Net additions to the housing stock are forecast to fall from an average of 260,000 homes a year in the early 2020s to a low of 215,000 in 2026 to 2027. The OBR anticipates that this trend will reverse as planning reforms begin to take effect, with annual additions increasing to roughly 305,000 by 2029 to 2030. Cumulative additions across the period are expected to reach 1.49 million, slightly below previous expectations.
House Prices and Transactions
House prices are forecast to rise from an average of 260,000 pounds in 2024 to just under 305,000 pounds in 2030. Growth is expected to be just under 3 percent in 2025, followed by an average of 2.5 percent a year thereafter. The introduction of higher property income tax rates from April 2027 is expected to trim price growth by about 0.1 percent a year from 2028.
Transaction levels have been unsettled during 2025. Activity rose sharply in the first quarter before falling in the second, as buyers sought to complete ahead of the April stamp duty holiday deadline. Looking further ahead, residential transactions are projected to increase from just under 1.1 million in 2024 to roughly 1.3 million in 2029. This remains below the OBR’s previous forecast, which it attributes to higher stamp duty, rising mortgage rates and reduced mobility among an ageing population.
Investment Outlook
Residential investment is expected to grow by 1 percent in 2025 and strengthen to about 7 percent in 2027 and 2028, supported by looser monetary policy and planning reform. Growth is anticipated to moderate to about 2 percent by 2030.
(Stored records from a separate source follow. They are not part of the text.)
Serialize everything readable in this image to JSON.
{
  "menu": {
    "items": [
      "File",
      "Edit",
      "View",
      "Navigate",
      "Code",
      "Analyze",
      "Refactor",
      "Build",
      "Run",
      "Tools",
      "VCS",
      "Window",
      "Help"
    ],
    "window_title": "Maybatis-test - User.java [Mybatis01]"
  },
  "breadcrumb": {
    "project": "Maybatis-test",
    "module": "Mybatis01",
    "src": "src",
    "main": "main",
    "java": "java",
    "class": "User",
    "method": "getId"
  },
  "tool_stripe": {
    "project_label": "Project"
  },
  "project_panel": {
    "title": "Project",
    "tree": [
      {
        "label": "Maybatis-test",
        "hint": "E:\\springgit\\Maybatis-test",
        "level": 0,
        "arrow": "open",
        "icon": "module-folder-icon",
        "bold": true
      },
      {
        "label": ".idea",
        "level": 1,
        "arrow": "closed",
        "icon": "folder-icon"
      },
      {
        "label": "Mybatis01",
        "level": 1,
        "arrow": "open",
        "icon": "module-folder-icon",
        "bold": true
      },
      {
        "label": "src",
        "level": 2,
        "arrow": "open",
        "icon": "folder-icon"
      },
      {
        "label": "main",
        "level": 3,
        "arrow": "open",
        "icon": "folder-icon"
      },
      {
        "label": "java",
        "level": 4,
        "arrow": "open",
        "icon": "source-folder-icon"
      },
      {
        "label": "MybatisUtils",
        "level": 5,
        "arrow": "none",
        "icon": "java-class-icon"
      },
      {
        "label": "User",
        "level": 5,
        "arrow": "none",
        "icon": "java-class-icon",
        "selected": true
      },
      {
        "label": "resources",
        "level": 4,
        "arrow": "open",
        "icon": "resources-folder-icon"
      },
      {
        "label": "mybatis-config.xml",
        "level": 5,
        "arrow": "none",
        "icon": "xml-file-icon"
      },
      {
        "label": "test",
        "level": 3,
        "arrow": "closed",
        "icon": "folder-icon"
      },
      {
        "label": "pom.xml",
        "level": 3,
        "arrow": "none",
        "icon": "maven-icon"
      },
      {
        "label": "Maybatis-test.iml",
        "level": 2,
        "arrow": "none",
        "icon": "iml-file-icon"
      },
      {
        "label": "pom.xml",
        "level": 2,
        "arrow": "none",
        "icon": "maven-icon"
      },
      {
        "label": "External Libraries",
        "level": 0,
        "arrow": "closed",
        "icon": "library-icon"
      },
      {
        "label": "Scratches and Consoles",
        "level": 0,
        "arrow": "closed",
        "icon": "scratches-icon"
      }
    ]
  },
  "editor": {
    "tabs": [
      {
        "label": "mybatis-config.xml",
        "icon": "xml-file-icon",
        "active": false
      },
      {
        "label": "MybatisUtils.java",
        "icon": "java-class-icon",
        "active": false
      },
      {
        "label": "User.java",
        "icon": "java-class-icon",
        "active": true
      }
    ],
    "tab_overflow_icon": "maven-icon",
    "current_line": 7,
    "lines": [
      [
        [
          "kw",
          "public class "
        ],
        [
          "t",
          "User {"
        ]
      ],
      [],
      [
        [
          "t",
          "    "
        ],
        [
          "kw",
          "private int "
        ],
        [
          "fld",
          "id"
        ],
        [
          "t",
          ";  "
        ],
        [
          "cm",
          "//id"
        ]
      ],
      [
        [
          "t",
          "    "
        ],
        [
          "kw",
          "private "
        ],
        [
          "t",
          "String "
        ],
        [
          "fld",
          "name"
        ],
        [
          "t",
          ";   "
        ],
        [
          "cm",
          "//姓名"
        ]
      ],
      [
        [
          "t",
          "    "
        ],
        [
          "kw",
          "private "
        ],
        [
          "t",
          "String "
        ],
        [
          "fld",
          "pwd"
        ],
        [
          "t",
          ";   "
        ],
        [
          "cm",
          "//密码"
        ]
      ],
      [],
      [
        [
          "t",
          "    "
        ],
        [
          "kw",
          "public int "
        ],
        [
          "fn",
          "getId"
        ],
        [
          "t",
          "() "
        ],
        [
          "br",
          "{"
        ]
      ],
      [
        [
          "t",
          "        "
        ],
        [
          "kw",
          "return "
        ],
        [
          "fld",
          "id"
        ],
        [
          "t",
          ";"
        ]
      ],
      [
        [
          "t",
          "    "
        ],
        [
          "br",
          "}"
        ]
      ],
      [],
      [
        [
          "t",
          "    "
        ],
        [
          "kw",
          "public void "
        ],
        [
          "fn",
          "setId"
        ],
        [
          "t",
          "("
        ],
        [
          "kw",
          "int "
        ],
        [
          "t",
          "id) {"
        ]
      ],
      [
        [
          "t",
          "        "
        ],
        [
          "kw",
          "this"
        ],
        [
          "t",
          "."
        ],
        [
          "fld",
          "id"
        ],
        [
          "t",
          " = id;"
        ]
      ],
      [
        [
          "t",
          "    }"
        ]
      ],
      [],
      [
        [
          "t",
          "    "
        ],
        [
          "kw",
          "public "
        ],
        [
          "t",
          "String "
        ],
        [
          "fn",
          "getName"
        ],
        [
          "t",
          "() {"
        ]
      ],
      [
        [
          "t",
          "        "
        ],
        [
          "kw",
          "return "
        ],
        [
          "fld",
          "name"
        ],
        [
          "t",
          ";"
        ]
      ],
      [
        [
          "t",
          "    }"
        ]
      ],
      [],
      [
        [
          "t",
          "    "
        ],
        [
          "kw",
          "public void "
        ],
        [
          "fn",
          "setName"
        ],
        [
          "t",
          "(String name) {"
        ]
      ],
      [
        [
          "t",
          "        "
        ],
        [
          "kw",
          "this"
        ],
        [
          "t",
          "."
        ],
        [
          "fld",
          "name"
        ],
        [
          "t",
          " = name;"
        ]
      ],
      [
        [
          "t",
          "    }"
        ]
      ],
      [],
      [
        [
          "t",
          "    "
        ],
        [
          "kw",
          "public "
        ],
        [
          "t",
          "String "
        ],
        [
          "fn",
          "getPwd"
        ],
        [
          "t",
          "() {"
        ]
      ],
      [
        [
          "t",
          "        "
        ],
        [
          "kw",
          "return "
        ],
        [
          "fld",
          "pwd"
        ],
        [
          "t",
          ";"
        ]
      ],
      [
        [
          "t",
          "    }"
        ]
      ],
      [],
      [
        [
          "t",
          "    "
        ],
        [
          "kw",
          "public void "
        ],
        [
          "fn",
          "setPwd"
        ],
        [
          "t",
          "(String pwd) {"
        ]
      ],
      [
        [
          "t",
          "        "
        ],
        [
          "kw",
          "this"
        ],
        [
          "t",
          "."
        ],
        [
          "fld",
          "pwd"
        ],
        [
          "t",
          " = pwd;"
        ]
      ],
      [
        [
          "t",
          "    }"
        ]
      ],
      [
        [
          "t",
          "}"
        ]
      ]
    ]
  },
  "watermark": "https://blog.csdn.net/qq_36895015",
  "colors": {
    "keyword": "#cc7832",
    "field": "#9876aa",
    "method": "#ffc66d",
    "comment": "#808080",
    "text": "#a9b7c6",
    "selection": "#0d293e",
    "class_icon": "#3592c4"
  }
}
A Market That Can Move Forward
Specialists will now spend months analysing the details. Yet the more important development is that the government appears to have acknowledged that markets respond better to stability than to continual shifts in policy. With the Budget confirmed, buyers and sellers can finally make decisions based on firm information rather than speculation.
It remains disappointing that the uncertainty of recent months has dampened what might otherwise have been a stronger end to the year, but at least the sector now has a clearer framework from which to plan.